Here at NPQ, we have regularly tracked two stories regarding local journalism. On one hand, there is a growing trend of layoffs and a hollowing out of local news. Last March, Tom Stites noted in NPQ that “a quarter of all US newspapers have failed since 2004.” At the same time, Stites himself is part of a rising movement of nonprofit or, in Stites’ case, co-op forms of local journalism that are creating a new more civically minded form of journalism that provides communities with the information they need.

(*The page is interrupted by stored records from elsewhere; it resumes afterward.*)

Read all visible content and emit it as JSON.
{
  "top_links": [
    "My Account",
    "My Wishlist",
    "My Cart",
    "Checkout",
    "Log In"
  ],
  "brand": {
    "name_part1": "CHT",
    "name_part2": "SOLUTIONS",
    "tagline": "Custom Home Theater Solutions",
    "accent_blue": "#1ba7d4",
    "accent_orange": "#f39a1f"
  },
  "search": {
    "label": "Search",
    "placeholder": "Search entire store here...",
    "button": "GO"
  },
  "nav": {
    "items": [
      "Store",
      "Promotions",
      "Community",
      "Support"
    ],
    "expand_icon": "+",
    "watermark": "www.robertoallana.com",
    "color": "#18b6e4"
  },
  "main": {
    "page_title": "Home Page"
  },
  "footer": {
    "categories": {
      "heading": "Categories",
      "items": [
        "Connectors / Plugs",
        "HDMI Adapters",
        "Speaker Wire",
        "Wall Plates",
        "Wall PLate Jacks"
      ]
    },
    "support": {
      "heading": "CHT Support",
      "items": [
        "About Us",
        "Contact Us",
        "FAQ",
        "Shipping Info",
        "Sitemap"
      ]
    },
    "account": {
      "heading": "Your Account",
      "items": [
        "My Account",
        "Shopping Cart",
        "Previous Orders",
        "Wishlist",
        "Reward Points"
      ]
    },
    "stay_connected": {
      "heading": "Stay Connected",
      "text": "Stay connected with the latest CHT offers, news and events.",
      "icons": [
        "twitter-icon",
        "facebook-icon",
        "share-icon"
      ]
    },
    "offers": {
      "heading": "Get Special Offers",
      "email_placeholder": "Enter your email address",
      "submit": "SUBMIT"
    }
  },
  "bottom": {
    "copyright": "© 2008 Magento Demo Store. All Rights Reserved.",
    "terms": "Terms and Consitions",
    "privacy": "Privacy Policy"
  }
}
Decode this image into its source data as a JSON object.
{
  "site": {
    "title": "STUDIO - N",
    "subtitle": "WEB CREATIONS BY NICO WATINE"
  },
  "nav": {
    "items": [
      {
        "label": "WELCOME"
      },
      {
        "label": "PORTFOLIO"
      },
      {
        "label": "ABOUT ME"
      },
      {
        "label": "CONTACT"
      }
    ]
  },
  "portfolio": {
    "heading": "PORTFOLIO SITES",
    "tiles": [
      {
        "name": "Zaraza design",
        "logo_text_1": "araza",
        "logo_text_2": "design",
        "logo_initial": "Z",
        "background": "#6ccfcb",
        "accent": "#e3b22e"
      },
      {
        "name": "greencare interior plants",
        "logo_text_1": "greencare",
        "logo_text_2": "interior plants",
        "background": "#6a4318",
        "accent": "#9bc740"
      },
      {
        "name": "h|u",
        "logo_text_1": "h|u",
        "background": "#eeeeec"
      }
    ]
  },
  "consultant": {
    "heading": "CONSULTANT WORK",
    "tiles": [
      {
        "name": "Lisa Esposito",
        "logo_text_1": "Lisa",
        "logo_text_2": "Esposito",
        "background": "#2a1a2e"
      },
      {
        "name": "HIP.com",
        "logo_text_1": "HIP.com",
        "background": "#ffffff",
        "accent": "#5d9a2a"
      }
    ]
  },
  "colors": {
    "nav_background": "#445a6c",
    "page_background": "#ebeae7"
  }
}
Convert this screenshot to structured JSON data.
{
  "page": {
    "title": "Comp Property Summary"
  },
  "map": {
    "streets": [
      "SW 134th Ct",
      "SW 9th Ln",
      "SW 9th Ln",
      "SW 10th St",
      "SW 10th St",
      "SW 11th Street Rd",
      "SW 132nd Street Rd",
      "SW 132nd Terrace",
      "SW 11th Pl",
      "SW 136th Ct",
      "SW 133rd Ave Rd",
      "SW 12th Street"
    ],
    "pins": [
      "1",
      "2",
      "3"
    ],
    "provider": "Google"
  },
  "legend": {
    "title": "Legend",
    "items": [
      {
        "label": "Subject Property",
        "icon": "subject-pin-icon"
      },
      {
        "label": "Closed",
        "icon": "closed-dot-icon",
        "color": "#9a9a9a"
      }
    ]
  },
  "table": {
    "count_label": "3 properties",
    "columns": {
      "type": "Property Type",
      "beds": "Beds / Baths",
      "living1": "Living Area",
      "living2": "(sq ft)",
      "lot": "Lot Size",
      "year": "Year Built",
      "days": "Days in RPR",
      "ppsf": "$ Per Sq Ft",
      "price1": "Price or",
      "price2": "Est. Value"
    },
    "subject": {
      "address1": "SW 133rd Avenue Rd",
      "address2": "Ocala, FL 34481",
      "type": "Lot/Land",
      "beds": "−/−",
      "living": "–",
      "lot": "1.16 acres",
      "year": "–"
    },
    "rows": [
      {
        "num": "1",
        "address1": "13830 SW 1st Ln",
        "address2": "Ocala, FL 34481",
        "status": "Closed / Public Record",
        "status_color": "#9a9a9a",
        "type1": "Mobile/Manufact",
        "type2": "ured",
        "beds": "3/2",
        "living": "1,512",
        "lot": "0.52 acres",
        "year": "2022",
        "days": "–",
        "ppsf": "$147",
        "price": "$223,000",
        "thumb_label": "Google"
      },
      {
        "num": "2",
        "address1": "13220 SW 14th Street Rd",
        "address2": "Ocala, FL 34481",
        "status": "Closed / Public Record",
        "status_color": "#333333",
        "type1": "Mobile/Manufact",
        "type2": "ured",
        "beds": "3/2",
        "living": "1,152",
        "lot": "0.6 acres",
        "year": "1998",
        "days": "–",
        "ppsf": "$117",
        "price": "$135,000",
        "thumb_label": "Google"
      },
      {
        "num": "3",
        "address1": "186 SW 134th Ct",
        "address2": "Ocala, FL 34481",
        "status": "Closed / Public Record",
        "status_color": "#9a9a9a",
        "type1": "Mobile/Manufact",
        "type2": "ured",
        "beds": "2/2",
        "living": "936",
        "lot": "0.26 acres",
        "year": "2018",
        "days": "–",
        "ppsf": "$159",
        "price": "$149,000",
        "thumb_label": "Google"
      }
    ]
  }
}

Which trend will prevail remains uncertain, but Alden Global Capital’s May 21st purchase of Tribune Publishing for $635 million ($17.25 a share) was not a good day for local journalism. As Katie Robinson of the New York Times observes, the sale “underscores the growing might of financial firms in a consolidating media industry. Investors, seeing opportunities to buy distressed assets at bargain prices, have swooped in over the past decade, with plans to make money by drastically cutting costs, laying off workers, combining operations, and selling off real estate holdings.” Alden is now the second-largest owner of newspapers nationally, trailing only Gannett.

...Already, steps to strip cash from the business and lay off staff have begun. The Associated Press reports that Alden “wasted little time installing new leadership and saddling the newspaper chain with $278 million in debt it took on for the acquisition.” The new owners also are seeking to reduce staff levels by encouraging employees to accept a voluntary buyout. According to Keith Kelly of the New York Post, the buyout “provides eight weeks’ severance for all staffers with three years or less of service. It provides 12 weeks for staffers with four or more years and then one additional week’s pay for each year of service.”